One of the major benefits of a cash balance plan, especially if you’re interested in starting an account to catch up on retirement savings for yourself, is the high contribution limit. The lifetime limit for cash balance plans is $3.5 million as of 2025, but annual contribution limits are determined by your salary, age and the target date and balance of the fund.

The lifetime of a cash balance plan is about five years, on average. A plan participant leaving an employer typically has four options (and may engage in a combination of these options) for the final balance:

1. Leave the money in the former employer’s plan, if permitted;

2. Roll over to a new employer’s plan, if one is available and rollovers are permitted;

3. Roll over to an IRA;

4. Cash out the account value.

Another bonus of these plans is the ability to contribute to other retirement savings vehicles at the same time. You don’t have to choose between a 401(k) and cash balance plan, for example; you can have both.

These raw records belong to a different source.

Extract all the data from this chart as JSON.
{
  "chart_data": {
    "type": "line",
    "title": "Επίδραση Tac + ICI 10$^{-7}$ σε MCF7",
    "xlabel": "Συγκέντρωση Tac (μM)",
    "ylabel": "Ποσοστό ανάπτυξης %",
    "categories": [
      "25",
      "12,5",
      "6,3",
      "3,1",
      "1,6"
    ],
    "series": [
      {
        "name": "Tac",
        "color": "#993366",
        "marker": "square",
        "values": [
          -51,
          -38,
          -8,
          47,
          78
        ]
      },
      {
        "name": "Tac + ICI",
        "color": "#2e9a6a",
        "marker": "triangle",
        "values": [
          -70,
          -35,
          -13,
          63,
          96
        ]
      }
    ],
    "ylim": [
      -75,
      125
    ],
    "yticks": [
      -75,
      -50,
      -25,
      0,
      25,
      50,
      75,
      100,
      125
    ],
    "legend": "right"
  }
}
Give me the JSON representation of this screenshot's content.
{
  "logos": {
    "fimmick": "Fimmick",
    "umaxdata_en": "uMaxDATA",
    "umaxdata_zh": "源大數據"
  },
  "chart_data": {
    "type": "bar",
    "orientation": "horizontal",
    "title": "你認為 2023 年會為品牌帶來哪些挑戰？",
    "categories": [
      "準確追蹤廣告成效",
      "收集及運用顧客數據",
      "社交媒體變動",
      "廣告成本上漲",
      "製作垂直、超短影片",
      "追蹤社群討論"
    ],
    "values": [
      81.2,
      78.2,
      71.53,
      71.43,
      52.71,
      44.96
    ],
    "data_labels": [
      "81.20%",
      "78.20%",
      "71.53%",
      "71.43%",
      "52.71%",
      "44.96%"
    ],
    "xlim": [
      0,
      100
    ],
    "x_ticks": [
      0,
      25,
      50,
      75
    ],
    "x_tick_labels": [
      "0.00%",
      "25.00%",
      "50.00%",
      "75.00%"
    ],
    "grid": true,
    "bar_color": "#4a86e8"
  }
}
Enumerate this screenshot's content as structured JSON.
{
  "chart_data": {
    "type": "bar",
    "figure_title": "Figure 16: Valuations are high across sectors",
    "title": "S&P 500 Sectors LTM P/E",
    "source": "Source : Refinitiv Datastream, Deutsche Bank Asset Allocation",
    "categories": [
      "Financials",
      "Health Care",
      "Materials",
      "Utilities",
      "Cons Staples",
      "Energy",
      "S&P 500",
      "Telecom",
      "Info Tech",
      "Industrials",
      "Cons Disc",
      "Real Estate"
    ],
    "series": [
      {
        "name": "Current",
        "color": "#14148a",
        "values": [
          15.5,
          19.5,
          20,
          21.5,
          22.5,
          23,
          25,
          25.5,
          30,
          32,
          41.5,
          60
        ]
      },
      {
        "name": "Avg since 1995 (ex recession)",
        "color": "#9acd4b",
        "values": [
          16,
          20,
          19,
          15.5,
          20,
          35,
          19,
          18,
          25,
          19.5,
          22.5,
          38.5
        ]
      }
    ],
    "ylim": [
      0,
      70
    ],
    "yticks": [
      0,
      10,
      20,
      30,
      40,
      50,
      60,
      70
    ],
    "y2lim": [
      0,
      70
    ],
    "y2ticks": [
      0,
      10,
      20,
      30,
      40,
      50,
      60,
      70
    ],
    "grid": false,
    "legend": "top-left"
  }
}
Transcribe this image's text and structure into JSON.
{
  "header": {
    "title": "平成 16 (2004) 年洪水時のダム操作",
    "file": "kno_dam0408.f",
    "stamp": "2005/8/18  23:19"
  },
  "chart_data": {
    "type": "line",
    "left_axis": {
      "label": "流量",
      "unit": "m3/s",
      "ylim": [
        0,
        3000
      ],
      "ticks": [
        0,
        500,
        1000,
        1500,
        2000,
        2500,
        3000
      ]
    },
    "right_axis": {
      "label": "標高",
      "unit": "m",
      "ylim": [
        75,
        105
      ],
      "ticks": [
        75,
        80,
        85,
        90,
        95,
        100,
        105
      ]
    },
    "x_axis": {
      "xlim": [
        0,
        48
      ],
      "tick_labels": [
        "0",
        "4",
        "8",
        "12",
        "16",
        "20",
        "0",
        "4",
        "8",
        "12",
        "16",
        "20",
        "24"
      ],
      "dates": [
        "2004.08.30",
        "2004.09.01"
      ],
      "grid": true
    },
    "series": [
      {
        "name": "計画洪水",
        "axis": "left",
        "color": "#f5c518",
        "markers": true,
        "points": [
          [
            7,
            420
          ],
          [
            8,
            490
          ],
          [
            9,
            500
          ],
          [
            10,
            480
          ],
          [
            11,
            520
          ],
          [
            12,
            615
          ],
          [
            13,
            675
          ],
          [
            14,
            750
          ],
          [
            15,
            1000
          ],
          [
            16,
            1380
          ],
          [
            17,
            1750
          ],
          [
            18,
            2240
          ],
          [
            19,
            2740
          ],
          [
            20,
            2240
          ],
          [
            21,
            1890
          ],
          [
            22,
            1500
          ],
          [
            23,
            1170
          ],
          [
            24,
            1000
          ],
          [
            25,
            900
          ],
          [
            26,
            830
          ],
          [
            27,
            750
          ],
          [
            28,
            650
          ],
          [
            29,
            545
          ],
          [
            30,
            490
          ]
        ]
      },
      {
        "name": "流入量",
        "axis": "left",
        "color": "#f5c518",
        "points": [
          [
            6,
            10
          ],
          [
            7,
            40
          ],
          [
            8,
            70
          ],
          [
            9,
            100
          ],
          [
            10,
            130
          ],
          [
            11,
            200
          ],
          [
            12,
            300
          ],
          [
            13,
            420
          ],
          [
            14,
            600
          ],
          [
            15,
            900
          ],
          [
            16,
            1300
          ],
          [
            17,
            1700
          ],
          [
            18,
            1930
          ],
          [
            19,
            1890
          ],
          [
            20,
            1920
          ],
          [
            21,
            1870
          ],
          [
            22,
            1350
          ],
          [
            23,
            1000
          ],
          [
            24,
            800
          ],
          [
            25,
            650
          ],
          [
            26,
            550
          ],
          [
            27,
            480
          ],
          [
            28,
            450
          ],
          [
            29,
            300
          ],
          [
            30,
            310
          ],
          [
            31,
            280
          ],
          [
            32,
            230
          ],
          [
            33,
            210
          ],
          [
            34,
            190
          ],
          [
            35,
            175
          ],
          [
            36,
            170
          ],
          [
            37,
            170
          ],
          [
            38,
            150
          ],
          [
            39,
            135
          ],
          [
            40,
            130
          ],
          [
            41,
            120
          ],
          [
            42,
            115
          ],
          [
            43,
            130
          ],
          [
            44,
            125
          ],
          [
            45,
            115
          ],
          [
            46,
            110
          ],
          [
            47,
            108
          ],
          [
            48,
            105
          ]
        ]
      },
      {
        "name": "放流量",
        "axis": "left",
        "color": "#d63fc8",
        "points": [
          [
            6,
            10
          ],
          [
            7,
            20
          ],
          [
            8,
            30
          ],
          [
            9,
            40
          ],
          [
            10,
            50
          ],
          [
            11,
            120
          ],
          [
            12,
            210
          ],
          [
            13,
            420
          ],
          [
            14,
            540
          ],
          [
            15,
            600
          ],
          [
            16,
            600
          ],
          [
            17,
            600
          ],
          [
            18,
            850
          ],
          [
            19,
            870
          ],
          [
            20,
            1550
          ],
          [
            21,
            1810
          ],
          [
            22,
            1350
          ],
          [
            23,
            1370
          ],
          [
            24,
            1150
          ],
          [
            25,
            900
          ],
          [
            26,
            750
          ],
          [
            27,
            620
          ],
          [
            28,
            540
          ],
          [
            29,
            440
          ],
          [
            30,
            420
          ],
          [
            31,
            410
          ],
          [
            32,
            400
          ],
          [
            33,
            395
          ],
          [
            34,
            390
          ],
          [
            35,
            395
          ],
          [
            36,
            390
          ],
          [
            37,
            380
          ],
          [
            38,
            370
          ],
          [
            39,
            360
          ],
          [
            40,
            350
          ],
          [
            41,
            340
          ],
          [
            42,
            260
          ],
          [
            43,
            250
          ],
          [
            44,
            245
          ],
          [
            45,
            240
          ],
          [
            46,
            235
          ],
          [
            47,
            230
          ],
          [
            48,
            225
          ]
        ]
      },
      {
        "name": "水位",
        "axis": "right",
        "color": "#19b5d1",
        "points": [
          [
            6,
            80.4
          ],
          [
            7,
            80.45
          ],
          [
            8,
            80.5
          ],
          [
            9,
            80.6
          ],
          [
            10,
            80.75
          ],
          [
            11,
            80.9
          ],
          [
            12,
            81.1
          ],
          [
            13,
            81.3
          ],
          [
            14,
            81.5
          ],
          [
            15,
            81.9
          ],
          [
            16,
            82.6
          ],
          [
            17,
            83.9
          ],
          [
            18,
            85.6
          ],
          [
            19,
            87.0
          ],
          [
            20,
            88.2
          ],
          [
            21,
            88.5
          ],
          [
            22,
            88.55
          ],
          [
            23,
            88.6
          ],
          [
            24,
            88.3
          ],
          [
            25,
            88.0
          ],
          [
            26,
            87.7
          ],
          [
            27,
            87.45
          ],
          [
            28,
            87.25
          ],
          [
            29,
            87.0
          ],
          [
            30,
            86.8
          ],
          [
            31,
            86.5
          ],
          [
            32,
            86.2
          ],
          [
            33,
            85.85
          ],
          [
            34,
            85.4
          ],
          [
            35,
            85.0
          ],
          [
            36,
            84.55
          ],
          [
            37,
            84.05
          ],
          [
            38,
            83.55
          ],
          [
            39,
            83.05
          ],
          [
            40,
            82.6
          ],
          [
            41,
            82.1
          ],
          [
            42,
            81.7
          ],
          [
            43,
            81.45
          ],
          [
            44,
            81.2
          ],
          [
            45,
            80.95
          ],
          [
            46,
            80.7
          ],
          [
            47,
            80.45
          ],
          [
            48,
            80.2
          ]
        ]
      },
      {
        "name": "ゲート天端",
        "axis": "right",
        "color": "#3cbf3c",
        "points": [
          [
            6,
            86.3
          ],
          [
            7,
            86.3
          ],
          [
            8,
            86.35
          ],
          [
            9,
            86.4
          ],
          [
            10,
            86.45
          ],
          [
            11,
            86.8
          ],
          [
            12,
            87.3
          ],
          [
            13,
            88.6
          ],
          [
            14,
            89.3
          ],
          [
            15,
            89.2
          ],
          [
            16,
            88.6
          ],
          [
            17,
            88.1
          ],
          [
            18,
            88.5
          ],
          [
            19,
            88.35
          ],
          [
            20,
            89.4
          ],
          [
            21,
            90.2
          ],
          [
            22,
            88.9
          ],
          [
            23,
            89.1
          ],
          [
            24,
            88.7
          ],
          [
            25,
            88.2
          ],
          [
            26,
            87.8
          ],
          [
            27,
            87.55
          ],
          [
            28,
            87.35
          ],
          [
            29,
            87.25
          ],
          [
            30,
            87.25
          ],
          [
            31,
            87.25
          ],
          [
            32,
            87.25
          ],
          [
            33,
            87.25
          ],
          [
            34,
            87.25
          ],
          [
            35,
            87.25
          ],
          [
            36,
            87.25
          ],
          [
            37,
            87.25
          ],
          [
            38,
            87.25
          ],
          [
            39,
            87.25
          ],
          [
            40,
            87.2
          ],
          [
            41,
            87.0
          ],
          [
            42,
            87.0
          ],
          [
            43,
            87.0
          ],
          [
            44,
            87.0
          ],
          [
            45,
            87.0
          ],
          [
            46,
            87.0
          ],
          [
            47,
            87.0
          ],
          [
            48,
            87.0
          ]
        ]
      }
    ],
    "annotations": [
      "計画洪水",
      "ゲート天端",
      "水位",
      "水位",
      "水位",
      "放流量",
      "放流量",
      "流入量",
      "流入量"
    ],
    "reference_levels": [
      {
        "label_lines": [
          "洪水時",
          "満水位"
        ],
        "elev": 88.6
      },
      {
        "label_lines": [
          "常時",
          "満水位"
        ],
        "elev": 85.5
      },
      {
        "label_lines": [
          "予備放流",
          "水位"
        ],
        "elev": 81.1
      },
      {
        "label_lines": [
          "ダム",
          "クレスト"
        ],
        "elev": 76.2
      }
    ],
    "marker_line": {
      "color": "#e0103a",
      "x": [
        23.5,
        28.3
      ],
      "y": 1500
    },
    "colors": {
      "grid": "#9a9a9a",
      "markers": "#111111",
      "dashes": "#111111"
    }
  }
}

One of the downsides to cash balance plans is that you, the employer, bear all the investment risk. So, if the plan underperforms, the employer is responsible for making up the difference with increased contributions.

There is also a minimum required annual payment, and plans are required to be in place for three to five years.

These plans can also be more costly to set up and maintain because they require an actuary to ensure they perform well enough to meet balance requirements. But, in the long run, they may be more cost-effective because they have high tax-deferred contribution limits and significant tax deductions.

Something else to remember is that while the growth is tax-deferred, withdrawals will be taxed.

Ideal candidates

Cash balance plans are ideal for high-earning business owners who can withstand contributing large sums of their salary to the plan to reduce their company’s taxes. While larger organizations can certainly offer cash balance plans, sole proprietors up to businesses with up to 10 tend to be best suited.

Depending on the business owner’s goals, these plans offer flexibility in specifying classes or contribution levels among employees as well.

If you’re looking to boost your retirement savings, offer an additional incentive to employees and take advantage of significant tax deductions, cash balance plans are worth exploring.

Cash Balance Plans are long-term retirement savings vehicles. Withdrawals are subject to ordinary income tax and, if taken prior to age 59 1/2, may be subject to a 10% federal tax penalty.

The foregoing information has been obtained from sources considered to be reliable, but we do not guarantee that it is accurate or complete, it is not a statement of all available data necessary for making an investment decision, and it does not constitute a recommendation. While we are familiar with the tax provisions of the issues presented herein, as financial advisors of Raymond James, we are not qualified to render advice on tax or legal matters. You should discuss tax or legal matters with the appropriate professional.